Speaking of unsettling, did I mention that Brother Andre's heart is on display here too? Well, it is. It's formalin-fixed and back-lit in red inside a little cage. (The cage is there because it was stolen once before. Really.)
As you can see, this relic did not want to be photographed. Actually, Andrew got a "tsk tsk" from a lady when he tried to take a picture, so maybe we weren't supposed to. You can barely see it, but it's underneath the "RIP" and behind a red ribbon.
Last, we went down to the lowest level of the building to the Votive Chapel, which is also where (the rest of) Brother Andre is entombed in an above-ground vault. The smell of matches/candle smoke was overwhelming in here, and it was in stark contrast to the main part of the basilica. It was almost other-worldly.
All of the wooden crutches and canes that people discarded after being healed on the hill are on display in giant sculpture-like arrangements. There were at least 3 or 4 just like this, and most of them were floor-to-ceiling. This one was over the doorway to Brother Andre's tomb.
We could also hear somber organ music in the chapel, which was coming from the adjacent Crypt Church. It looked infinitely more light and pleasant than its name and music suggested it would. I actually thought it was really pretty.
We headed out of the building just in time for the 2:30 performance of the carillon bells. It took us a few minutes (and a lot of stairs) to figure out where they were coming from.

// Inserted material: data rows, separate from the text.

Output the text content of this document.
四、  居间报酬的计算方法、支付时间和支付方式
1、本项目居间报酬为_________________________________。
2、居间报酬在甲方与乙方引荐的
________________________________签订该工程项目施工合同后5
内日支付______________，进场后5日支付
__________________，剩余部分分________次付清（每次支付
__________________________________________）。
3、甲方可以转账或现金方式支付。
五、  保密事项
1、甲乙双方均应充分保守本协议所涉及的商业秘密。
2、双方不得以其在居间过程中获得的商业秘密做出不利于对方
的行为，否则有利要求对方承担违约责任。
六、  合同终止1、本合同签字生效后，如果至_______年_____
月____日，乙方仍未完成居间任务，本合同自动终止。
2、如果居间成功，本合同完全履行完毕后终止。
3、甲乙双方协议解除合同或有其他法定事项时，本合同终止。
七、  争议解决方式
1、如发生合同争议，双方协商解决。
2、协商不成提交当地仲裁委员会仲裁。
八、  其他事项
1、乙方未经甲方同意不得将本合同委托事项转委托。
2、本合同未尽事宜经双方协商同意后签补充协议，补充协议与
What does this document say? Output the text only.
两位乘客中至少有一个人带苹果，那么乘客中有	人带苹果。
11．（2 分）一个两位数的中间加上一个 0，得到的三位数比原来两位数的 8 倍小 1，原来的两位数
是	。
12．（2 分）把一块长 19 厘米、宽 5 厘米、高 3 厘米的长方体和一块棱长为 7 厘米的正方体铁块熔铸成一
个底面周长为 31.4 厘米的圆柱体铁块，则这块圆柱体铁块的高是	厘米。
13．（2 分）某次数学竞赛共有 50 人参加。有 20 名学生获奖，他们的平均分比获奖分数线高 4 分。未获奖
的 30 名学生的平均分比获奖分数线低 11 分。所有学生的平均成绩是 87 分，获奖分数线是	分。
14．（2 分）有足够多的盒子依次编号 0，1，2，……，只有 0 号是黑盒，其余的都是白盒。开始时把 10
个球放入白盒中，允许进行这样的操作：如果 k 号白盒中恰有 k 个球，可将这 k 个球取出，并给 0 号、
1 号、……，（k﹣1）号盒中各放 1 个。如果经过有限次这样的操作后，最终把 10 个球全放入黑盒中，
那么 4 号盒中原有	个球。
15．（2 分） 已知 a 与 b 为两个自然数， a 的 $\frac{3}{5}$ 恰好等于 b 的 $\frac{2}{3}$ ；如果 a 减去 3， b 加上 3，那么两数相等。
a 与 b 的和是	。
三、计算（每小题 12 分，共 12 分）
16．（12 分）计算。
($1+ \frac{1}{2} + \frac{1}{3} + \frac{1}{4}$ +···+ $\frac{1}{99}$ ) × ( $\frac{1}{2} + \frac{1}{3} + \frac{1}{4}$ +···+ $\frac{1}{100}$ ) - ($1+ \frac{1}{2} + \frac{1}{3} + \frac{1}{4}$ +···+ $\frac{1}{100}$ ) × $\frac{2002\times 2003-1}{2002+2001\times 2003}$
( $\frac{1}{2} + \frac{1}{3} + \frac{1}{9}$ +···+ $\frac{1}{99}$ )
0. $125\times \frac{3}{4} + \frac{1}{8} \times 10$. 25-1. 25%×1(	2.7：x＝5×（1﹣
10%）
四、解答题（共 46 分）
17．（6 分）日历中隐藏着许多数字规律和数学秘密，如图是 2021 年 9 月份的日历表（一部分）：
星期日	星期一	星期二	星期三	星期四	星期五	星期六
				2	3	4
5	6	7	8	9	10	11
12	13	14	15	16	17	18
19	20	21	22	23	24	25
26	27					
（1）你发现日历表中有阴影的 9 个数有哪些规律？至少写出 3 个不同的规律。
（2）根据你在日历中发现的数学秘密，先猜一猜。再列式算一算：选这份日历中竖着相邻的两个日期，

We thought it would be giant bells in the tower/dome of the Oratory.
Not quite. :) It was a nice performance though, and we were able to see through the little window and watch the girl who played the bells.
Rather than have a heat stroke on our walk back to the bus stop (I know - you get it - it was hot), we made a visit to the only place at the Oratory with air conditioning: the gift shop! Once we had cooled off, we walked down to the street to get a few more pictures. The jury is still out on whether this stop was fascinating or disturbing. Maybe a little of both. ;)
We took the bus back to TMR, officially done with all of our sightseeing! I still can't quite believe how many things we managed to see in just a few days. Even though it was tiring, we're so glad we had the opportunity to see it all!
Shuckin' Corn
Back at Dort's house, we spent the rest of the afternoon visiting with some of Andrew's mom's friends who stopped in to see us before prepping our morning market haul for dinner. Then it was time to get packed up and ready to head south!